The July 3 (2003) issue of New England Journal of Medicine (NEJM) includes two new studies and an editorial on the use of autologous bone marrow transplantation (AMBT) to treat late-stage breast cancer. In the 1990’s, ABMT for late stage breast cancer came into widespread use without evidence that it works better than conventional chemotherapy. This happened as a result of government mandates, court rulings, aggressive promotion by special interest groups, and reporting from certain news media. The message was conveyed that this is an effective treatment; often the side-effects of the highly toxic treatment were understated.
Several large studies were delayed because women declined to enroll in clinical trials, thinking ABMT was already the proven, gold standard. Of five studies finally reported in l999, four had negative findings with respect to ABMT, and the one that had positive findings was later determined to be bogus.
Subsequently, demand for this treatment apparently declined dramatically because the treatment has been discredited.

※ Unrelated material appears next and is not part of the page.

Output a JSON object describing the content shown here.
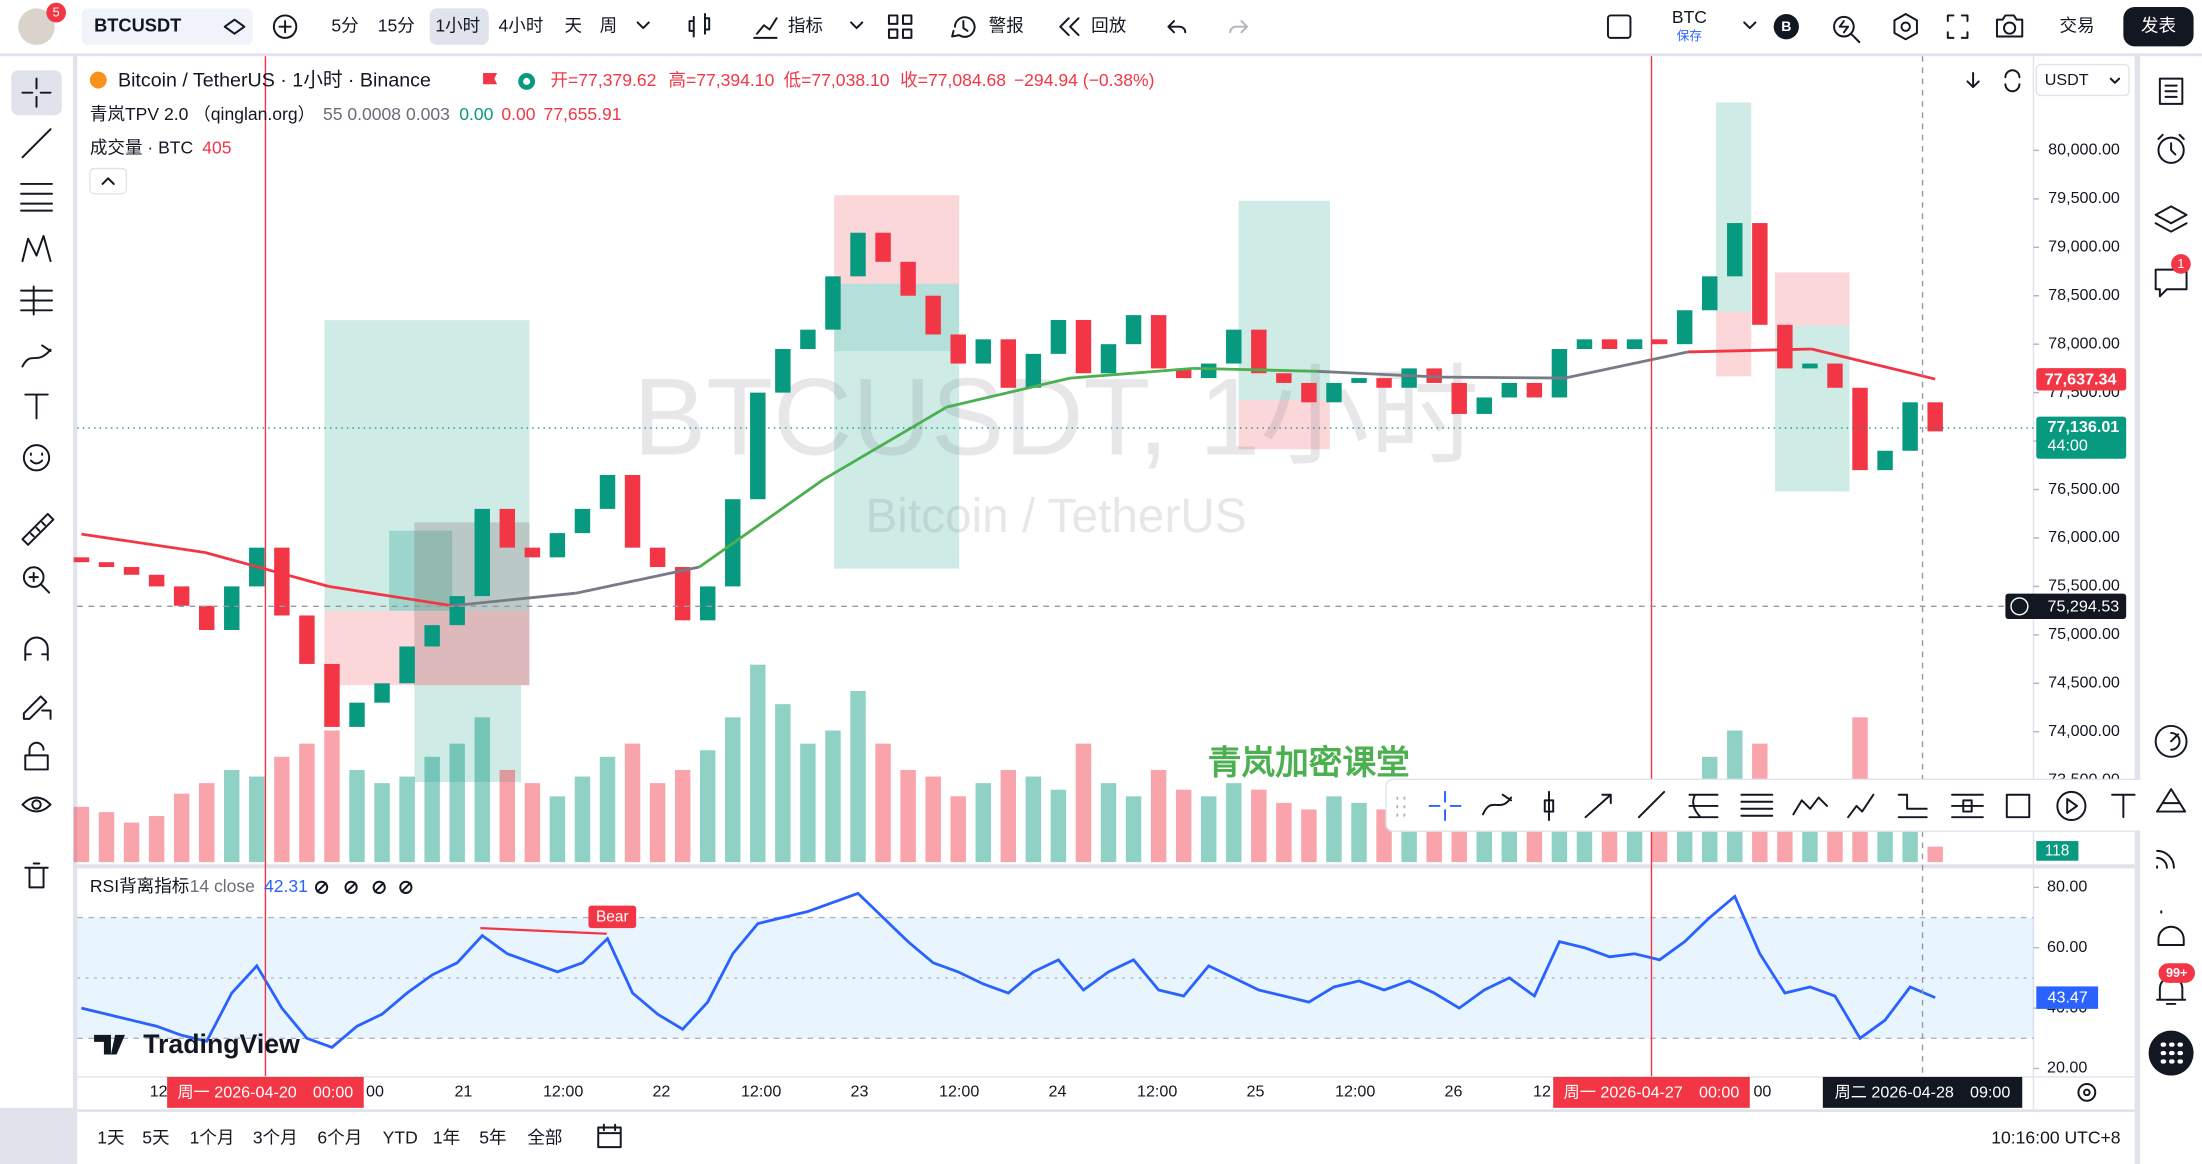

ABMT for late-stage breast cancer continued to be used on a case-by-case basis mainly because there are mandates to cover it in effect in about a dozen states, and under some tax funded benefits plans. It is important to note ABMT is used to treat other specific conditions for which there is evidence it works better than conventional therapy.
The two studies in Thursday’s NEJM show conflicting results:
· One by Tallman et al. concludes "The addition of high-dose chemotherapy and autologous hematopoietic stem-call transplantation to six cycles of adjuvant chemotherapy with CAF [this stands for the names of three therapies] may reduce the risk of relapse but does not improve the outcome among patients with primary breast cancer and at least 10 involved axillary lymph nodes. Conventional-dose adjuvant chemotherapy remains the standard of care for such patients."

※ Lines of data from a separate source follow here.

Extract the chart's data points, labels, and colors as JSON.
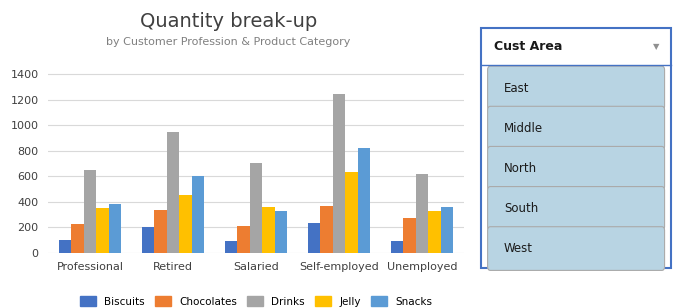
{
  "title": "Quantity break-up",
  "subtitle": "by Customer Profession & Product Category",
  "categories": [
    "Professional",
    "Retired",
    "Salaried",
    "Self-employed",
    "Unemployed"
  ],
  "series": {
    "Biscuits": [
      100,
      200,
      90,
      235,
      90
    ],
    "Chocolates": [
      225,
      335,
      210,
      365,
      270
    ],
    "Drinks": [
      650,
      950,
      700,
      1245,
      615
    ],
    "Jelly": [
      350,
      450,
      355,
      635,
      330
    ],
    "Snacks": [
      385,
      600,
      330,
      820,
      360
    ]
  },
  "bar_colors": [
    "#4472c4",
    "#ed7d31",
    "#a5a5a5",
    "#ffc000",
    "#5b9bd5"
  ],
  "ylim": [
    0,
    1500
  ],
  "yticks": [
    0,
    200,
    400,
    600,
    800,
    1000,
    1200,
    1400
  ],
  "legend_labels": [
    "Biscuits",
    "Chocolates",
    "Drinks",
    "Jelly",
    "Snacks"
  ],
  "slicer_title": "Cust Area",
  "slicer_items": [
    "East",
    "Middle",
    "North",
    "South",
    "West"
  ],
  "background_color": "#ffffff",
  "plot_bg": "#ffffff",
  "grid_color": "#d9d9d9",
  "title_color": "#404040",
  "subtitle_color": "#808080",
  "slicer_border_color": "#4472c4",
  "slicer_item_bg": "#b8d4e3",
  "slicer_item_border": "#aaaaaa"
}
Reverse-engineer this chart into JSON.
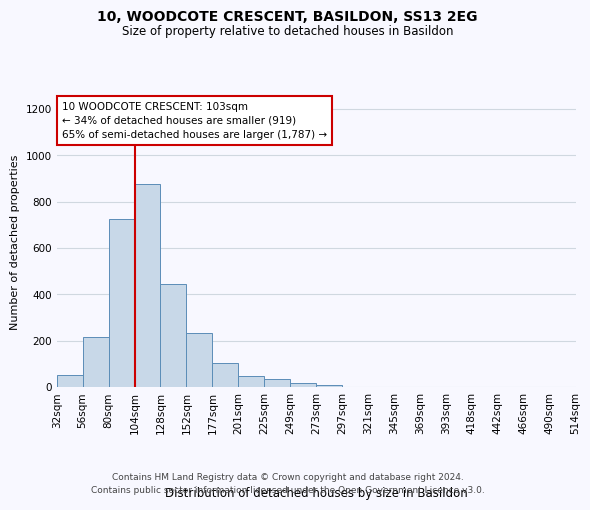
{
  "title": "10, WOODCOTE CRESCENT, BASILDON, SS13 2EG",
  "subtitle": "Size of property relative to detached houses in Basildon",
  "xlabel": "Distribution of detached houses by size in Basildon",
  "ylabel": "Number of detached properties",
  "bins": [
    "32sqm",
    "56sqm",
    "80sqm",
    "104sqm",
    "128sqm",
    "152sqm",
    "177sqm",
    "201sqm",
    "225sqm",
    "249sqm",
    "273sqm",
    "297sqm",
    "321sqm",
    "345sqm",
    "369sqm",
    "393sqm",
    "418sqm",
    "442sqm",
    "466sqm",
    "490sqm",
    "514sqm"
  ],
  "bar_heights": [
    52,
    217,
    727,
    878,
    445,
    233,
    103,
    48,
    37,
    18,
    10,
    0,
    0,
    0,
    0,
    0,
    0,
    0,
    0,
    0
  ],
  "bar_color": "#c8d8e8",
  "bar_edge_color": "#5b8db8",
  "property_line_x": 3,
  "property_line_color": "#cc0000",
  "annotation_line1": "10 WOODCOTE CRESCENT: 103sqm",
  "annotation_line2": "← 34% of detached houses are smaller (919)",
  "annotation_line3": "65% of semi-detached houses are larger (1,787) →",
  "annotation_box_color": "#ffffff",
  "annotation_box_edge_color": "#cc0000",
  "ylim": [
    0,
    1250
  ],
  "yticks": [
    0,
    200,
    400,
    600,
    800,
    1000,
    1200
  ],
  "footer_line1": "Contains HM Land Registry data © Crown copyright and database right 2024.",
  "footer_line2": "Contains public sector information licensed under the Open Government Licence v3.0.",
  "grid_color": "#d0d8e0",
  "background_color": "#f8f8ff",
  "title_fontsize": 10,
  "subtitle_fontsize": 8.5,
  "xlabel_fontsize": 8.5,
  "ylabel_fontsize": 8,
  "tick_fontsize": 7.5,
  "footer_fontsize": 6.5
}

· One by Rodenhuis et al. concludes "High-dose alkylating therapy improves relapse-free survival among patients with stage II or III breast cancer and 10 or more positive axillary lymph nodes. This benefit may be confined to patients with HER-2/neu-negative tumors."
Thus, one study confirms conventional chemotherapy as the standard of care for patients with late stage breast cancer, while the other suggests some benefit for ABMT in terms of time to relapse but not mortality in a highly targeted group of women. The accompanying editorial appears to a number of readers to tilt more to the second study.

Observers make the point that these studies were done comparing ABMT to outmoded therapy. Others observe that there is nothing in the new studies to outweigh the large body of evidence arguing against it, and nothing in the new studies to outweigh the toxicity of ABMT.
The studies are available at www.nejm.org.